Western Link Road is go
The Dom Post reports:
Two High Court appeals opposing the Kapiti Expressway have been lost.
Save Kapiti and the Alliance for a Sustainable Kapiti lodged appeals opposing a board of inquiry’s consent for the McKays Crossing to Peka Peka stretch of the planned road, but the High Court has dismissed the appeals on all grounds.
The alliance argued the board of inquiry’s consent made two errors of law: not including the Western Link Road as part of the baseline, and failing to consider the transport minister’s reasons for directing the matter to the board.
Save Kapiti argued the Western Link Road should have been included in considerations about the environment. The link road was a two-lane route planned for many years along roughly the same route as the expressway.
Kapiti Mayor Jenny Rowan applauded the court’s decisions. “Bring it on. It will bring a $500 million injection into this community.
“It has been a long conversation for the whole community – opponents and people who supported the road.
“The decision brings certainty. We need to get on with this road now, respectfully acknowledging those who had concerns and saw it through the process.”
It was due to local input, that the Government ended up doing the Western Link Road. Originally what was proposed was basically four-laning the current State Highway 1, but many locals were opposed to that, and hence the long sought after Western Link Road was then changed in design from two to four lanes to become the new SH1, and the existing section will become a local road.
Some locals are against any four lane road at all, which is their right. But they had to lose.
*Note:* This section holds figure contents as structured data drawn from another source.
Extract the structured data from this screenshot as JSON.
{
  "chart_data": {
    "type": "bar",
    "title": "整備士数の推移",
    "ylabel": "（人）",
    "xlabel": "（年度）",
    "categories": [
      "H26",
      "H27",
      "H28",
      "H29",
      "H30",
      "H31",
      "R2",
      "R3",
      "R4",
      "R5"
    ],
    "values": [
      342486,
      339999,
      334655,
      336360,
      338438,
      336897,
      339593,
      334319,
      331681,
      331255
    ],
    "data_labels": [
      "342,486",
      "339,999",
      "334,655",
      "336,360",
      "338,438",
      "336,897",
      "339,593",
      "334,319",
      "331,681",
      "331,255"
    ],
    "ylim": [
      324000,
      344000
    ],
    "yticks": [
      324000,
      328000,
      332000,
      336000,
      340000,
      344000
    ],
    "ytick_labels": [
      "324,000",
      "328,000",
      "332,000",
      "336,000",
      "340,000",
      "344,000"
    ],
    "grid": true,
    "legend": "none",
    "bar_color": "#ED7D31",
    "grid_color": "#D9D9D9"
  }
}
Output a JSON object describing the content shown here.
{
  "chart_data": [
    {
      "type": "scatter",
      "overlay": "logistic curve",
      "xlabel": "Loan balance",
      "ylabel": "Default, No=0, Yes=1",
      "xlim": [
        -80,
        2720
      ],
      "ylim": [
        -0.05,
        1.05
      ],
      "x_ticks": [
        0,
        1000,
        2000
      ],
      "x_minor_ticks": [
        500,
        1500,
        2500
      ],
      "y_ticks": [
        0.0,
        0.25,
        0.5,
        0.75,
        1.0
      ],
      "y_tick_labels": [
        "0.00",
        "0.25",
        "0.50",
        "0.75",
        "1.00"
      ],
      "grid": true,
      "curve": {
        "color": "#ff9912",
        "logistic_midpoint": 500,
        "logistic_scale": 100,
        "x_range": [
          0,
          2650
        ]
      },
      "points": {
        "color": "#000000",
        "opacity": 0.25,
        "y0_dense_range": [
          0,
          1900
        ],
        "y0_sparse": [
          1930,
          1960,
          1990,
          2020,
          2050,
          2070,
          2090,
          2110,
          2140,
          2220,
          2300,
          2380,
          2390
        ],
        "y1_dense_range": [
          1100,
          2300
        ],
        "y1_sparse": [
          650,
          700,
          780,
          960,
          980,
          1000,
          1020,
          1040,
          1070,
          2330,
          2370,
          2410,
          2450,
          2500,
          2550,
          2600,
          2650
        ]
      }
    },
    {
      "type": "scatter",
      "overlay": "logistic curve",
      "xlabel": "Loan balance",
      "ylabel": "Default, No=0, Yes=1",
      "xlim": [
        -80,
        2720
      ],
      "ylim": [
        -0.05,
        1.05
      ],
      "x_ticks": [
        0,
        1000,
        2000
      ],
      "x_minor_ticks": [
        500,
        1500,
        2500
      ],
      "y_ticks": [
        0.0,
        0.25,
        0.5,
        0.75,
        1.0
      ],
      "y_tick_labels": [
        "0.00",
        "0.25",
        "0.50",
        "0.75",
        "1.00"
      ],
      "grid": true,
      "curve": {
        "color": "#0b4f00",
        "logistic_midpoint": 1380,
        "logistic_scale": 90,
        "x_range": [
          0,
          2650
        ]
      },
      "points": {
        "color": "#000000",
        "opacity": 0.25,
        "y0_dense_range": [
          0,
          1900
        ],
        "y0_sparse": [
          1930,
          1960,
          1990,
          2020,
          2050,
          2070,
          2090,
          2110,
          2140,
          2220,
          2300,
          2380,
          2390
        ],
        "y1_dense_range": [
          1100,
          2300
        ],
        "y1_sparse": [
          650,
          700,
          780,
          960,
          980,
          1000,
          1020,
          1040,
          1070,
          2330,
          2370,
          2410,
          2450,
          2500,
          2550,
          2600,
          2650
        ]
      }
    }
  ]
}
The strategy is to have four lanes from the airport to Levin, and if just one short section has less than four lanes it destroys the flow of traffic on the rest of the network.
Labour’s Mana MP Kris Faafoi and transport spokesman Iain Lees-Galloway said the High Court decision did not change the fact the project was the wrong fit for the region.
“The Kapiti Expressway is emblematic of the way [this] government operates – running roughshod over the views of locals, ignoring the environmental consequences of transport projects, and throwing robust economic analysis out the window,” Mr Lees-Galloway said.
So Labour is for single lane congestion where the slowest vehicle on the road that day will set the speed for all traffic.